The Accountant
Active Member
Question re: Q2 profitability (back of envelop)
Does anyone have any analysis / estimates pertaining to Tesla’s ZEV credits?
In q1, tesla generated record $350m in revenue from ZEV. with approx 89k deliveries, they eeked out about $16m in profits
this quarter, it seems like the big diff will be: 1) SG&A/R&D pay cuts 2) deferred rev from stop signs/stoplight release 3) 2k extra deliveries 4) model y growth/extra margin
back of envelop math: #1 is worth about $100m. #2 could be worth extra 50-100m. #3 $20m in gross profit (50k ASP, 20% margin). #4 maybe 1-2 digit millions in extra gross profit
so it feels like the swing factor will remain will be how big of a difference in ZEV credits for q2 vs q1...
thoughts?
Since the FCA-Tesla EU Pooling Agreement is not public, estimating the Regulatory Credits for Q2 is very difficult.
I am using $280m in my model as follows:
I am assuming that FCA pays Tesla based on a rate per Tesla cars registered in the EU each Qtr.
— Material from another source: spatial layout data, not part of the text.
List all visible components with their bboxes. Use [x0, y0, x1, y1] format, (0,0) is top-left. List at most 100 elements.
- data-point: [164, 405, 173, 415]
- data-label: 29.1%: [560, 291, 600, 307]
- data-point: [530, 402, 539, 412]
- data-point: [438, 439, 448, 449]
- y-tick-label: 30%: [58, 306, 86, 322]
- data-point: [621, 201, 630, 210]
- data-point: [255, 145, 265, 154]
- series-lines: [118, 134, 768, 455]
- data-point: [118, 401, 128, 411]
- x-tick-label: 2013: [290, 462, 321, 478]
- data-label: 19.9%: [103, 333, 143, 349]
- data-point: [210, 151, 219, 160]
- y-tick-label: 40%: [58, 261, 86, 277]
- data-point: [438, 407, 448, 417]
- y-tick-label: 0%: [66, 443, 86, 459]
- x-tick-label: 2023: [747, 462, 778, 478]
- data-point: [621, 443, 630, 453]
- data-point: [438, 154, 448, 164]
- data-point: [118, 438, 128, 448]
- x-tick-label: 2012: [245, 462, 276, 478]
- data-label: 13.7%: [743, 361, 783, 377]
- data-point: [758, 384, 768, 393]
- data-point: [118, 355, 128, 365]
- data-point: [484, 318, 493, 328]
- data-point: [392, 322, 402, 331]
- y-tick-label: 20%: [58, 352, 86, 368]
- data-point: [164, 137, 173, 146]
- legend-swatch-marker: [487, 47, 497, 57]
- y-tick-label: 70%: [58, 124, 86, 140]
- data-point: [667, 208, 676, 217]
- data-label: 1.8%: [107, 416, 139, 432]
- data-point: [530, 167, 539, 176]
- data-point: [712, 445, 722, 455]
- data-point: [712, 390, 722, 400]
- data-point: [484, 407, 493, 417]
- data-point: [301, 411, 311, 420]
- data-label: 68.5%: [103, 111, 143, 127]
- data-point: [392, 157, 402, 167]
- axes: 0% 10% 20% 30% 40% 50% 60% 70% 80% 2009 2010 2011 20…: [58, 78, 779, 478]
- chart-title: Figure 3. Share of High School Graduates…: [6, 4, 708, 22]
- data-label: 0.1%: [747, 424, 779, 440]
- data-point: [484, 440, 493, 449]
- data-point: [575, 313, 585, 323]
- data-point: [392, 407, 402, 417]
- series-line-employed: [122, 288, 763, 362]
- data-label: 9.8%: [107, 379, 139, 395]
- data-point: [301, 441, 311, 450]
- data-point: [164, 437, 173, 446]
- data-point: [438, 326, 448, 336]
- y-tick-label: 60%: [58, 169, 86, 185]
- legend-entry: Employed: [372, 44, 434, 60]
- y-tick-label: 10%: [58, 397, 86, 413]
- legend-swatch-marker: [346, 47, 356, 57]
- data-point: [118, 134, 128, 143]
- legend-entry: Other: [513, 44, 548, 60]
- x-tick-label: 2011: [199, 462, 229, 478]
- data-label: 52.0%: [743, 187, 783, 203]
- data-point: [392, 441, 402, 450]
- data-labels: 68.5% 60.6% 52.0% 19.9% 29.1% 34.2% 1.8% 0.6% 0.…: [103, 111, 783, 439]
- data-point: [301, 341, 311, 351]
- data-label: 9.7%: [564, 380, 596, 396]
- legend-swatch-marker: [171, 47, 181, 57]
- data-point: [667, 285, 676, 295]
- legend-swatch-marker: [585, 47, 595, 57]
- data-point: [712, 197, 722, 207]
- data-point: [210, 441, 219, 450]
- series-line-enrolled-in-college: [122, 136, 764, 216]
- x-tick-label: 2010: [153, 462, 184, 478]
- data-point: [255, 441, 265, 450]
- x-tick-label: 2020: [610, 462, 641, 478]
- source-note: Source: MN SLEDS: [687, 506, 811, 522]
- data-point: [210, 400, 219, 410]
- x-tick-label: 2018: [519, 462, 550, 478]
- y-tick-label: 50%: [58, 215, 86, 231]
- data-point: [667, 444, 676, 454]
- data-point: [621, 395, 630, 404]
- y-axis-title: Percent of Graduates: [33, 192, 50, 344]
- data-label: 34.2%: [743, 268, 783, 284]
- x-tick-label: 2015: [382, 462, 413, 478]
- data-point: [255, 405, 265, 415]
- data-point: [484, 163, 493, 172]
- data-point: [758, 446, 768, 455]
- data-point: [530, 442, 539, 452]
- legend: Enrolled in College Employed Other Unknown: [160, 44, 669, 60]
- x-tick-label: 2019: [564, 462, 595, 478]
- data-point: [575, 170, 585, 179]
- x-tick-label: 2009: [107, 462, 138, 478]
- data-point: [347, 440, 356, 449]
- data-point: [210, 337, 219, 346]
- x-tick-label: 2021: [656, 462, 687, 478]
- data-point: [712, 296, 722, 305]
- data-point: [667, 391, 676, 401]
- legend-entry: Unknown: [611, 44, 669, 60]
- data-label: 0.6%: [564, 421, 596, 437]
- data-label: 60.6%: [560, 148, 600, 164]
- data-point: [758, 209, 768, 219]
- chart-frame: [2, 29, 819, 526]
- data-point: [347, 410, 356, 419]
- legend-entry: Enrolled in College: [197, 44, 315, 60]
This may be incorrect; we will have more clues when the 10Q is published later this week.
I am also assuming $60m in recognized Deferred FSD Revenue from the release of Traffic Light and Stop Sign Control. In Q3 of 2019, they released $30m for Smart Summon. I am assuming that Traffic Light and Stop Control is worth twice that.
I will publish my Q2 Estimate in the Financial Projection thread shortly.